Guantes y Cirugía: una historia de amor.

jueves, 16 de agosto de 2018


Hace unos días, estaba en mi despacho preparando un caso de una rinoplastia compleja y entró el más pequeño de mis hijos de tan solo 3 años. En mi ordenador había funcionando un video de una de mis cirugías. La verdad, no me di ni cuenta de que el video seguía mostrándose y antes de percatarme de ello se quedó mirando a la pantalla y preguntó: "Papá, ¿te pones guantes, para no mancharte de sangre?" Realmente, es muy lógico pensar así si no se tiene conciencia de lo que es la asepsia, antisepsia, o la infección… Me hizo tanta gracia que me puse a recordar en la anécdota real de la introducción de los guantes en cirugía.


La idea de utilizar guantes para operar surgió a finales del siglo XIX en el hospital John Hopkins de Baltimore. Hasta esa fecha, simplemente, los cirujanos se esterilizaban las manos con soluciones desinfectantes muy corrosivas que, a menudo, generaban alteraciones dermatológicas importantes.

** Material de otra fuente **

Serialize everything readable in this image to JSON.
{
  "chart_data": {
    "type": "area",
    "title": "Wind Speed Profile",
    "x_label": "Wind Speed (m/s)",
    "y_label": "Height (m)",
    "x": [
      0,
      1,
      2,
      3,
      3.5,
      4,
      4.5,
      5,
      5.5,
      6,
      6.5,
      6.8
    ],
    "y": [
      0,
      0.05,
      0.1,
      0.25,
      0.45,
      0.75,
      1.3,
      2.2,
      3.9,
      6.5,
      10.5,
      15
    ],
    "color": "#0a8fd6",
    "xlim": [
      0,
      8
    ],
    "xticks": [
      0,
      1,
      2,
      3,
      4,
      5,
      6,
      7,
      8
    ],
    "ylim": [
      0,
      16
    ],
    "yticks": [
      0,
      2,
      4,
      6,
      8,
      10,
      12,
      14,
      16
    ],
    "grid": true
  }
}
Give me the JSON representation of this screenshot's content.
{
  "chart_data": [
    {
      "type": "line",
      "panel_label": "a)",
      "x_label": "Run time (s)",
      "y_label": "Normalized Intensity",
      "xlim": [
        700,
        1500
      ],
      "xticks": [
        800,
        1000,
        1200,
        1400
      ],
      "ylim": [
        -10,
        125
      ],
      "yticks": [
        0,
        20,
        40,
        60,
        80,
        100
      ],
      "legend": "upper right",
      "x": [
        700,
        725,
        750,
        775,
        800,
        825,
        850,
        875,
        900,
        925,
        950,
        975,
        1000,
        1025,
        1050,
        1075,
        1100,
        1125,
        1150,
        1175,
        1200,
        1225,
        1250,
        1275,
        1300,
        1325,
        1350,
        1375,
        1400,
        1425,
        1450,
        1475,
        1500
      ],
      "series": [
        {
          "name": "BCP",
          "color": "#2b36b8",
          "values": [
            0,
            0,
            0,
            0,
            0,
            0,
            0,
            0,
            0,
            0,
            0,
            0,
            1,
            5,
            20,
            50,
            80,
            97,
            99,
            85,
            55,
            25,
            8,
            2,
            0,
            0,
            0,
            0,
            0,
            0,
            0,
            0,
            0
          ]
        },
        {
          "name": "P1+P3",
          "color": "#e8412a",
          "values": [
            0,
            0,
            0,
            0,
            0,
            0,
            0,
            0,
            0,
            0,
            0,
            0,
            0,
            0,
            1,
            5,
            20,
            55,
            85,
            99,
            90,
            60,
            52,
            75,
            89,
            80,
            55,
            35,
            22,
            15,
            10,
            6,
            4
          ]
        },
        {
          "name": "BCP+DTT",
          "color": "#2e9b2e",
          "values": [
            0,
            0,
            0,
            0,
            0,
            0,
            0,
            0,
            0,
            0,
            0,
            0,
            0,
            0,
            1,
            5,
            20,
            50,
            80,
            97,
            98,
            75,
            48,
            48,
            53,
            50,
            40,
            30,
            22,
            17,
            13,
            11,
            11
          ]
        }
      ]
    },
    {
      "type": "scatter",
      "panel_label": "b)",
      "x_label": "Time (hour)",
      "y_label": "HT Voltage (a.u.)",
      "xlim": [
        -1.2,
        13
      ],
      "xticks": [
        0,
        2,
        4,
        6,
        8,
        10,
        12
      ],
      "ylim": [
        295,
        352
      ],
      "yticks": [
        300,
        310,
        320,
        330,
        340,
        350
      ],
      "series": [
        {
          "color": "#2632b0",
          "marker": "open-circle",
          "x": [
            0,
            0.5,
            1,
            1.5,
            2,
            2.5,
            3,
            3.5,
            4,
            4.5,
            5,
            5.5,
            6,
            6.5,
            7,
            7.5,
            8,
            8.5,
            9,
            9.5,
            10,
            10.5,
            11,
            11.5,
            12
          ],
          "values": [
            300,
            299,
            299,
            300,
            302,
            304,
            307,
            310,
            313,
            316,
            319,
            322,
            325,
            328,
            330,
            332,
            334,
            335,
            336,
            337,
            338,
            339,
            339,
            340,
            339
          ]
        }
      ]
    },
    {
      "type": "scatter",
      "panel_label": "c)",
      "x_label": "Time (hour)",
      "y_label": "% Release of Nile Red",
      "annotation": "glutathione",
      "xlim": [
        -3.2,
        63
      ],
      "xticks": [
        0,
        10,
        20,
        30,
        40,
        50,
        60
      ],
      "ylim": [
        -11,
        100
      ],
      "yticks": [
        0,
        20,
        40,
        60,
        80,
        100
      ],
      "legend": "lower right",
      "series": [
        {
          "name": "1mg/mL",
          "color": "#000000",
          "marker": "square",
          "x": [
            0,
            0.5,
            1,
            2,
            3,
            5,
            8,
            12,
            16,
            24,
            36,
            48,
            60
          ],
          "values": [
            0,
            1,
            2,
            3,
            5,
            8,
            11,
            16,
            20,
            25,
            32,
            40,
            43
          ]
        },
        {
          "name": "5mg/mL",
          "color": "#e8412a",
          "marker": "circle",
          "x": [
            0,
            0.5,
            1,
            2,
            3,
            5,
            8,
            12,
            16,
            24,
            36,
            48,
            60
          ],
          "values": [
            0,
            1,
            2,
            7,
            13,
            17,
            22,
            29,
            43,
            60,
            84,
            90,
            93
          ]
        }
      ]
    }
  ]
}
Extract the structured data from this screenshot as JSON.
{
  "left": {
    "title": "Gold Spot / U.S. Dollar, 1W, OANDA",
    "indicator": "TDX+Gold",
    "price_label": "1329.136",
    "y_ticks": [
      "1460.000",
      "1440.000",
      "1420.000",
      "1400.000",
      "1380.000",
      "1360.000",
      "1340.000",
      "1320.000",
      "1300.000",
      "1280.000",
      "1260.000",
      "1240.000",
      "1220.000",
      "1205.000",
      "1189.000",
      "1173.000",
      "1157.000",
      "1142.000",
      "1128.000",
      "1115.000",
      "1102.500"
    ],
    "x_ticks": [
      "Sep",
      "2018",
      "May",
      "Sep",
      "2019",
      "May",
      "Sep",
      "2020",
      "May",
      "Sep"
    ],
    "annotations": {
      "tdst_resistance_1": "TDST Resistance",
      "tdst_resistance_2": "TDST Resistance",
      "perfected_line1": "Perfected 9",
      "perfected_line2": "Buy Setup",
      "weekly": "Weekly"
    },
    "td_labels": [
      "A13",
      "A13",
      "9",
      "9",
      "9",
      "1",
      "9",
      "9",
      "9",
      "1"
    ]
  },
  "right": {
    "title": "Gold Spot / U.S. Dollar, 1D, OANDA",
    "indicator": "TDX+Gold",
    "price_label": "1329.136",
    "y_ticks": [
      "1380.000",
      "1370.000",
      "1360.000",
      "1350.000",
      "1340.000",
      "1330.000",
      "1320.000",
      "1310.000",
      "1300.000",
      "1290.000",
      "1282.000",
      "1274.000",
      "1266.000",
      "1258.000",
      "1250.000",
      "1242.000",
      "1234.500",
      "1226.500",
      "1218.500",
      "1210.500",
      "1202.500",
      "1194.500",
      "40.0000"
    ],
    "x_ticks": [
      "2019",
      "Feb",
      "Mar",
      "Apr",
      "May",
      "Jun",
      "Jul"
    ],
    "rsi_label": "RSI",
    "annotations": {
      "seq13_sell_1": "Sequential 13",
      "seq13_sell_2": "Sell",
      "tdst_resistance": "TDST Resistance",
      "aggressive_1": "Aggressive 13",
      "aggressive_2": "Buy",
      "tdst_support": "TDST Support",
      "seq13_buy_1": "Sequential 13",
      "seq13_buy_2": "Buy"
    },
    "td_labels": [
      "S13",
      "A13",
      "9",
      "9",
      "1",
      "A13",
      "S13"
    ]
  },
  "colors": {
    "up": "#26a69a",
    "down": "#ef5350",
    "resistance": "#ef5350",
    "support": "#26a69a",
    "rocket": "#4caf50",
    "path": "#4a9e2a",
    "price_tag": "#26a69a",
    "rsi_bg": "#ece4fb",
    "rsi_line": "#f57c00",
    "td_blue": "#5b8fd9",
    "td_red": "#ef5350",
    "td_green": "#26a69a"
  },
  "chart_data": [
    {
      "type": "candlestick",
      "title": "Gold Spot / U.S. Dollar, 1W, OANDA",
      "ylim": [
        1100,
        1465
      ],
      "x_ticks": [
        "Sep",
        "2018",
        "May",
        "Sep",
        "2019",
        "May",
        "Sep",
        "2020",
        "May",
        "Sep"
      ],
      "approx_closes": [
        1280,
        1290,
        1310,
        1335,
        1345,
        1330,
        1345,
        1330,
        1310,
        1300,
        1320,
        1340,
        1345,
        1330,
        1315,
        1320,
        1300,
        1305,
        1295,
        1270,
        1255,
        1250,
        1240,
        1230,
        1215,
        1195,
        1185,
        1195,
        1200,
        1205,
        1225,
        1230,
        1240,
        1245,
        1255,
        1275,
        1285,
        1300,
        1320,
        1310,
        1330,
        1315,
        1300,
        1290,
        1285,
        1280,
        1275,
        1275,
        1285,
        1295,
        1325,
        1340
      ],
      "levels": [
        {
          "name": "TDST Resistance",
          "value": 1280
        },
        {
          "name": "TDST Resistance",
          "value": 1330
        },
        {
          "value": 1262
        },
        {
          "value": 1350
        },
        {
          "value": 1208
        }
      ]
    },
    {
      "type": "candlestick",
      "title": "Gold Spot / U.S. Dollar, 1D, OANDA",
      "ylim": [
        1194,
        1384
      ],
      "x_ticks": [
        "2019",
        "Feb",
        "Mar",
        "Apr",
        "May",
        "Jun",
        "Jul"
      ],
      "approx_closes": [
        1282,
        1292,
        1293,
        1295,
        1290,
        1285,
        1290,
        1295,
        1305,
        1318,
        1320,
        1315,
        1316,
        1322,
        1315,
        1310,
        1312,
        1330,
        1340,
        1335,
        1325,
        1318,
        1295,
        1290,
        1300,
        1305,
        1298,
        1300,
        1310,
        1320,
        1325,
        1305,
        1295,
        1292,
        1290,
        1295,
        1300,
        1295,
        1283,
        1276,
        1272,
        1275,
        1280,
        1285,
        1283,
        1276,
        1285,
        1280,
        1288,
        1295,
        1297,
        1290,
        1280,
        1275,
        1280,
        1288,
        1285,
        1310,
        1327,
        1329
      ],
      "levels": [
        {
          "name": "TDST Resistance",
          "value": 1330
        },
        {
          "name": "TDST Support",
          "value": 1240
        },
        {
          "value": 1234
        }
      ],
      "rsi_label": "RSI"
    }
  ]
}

La introducción de los guantes para las prácticas quirúrgicas fue idea del prestigioso cirujano Halsted, para proteger las manos de la entonces su novia: Caroline Hampton. Caroline era enfermera de quirófano y acusaba en sus manos de forma grave los estragos de las soluciones desinfectantes. Por esta razón, Halsted encargó a la Goodyear-Rubber-Company un par de guantes de goma esterilizables para cada procedimiento y los problemas dermatológicos de Caroline desaparecieron por completo. El resto de la historia es fácilmente deducible. Los guantes de goma conquistaron los quirófanos de todo el mundo y supusieron un gran avance en la prevención de la infección quirúrgica.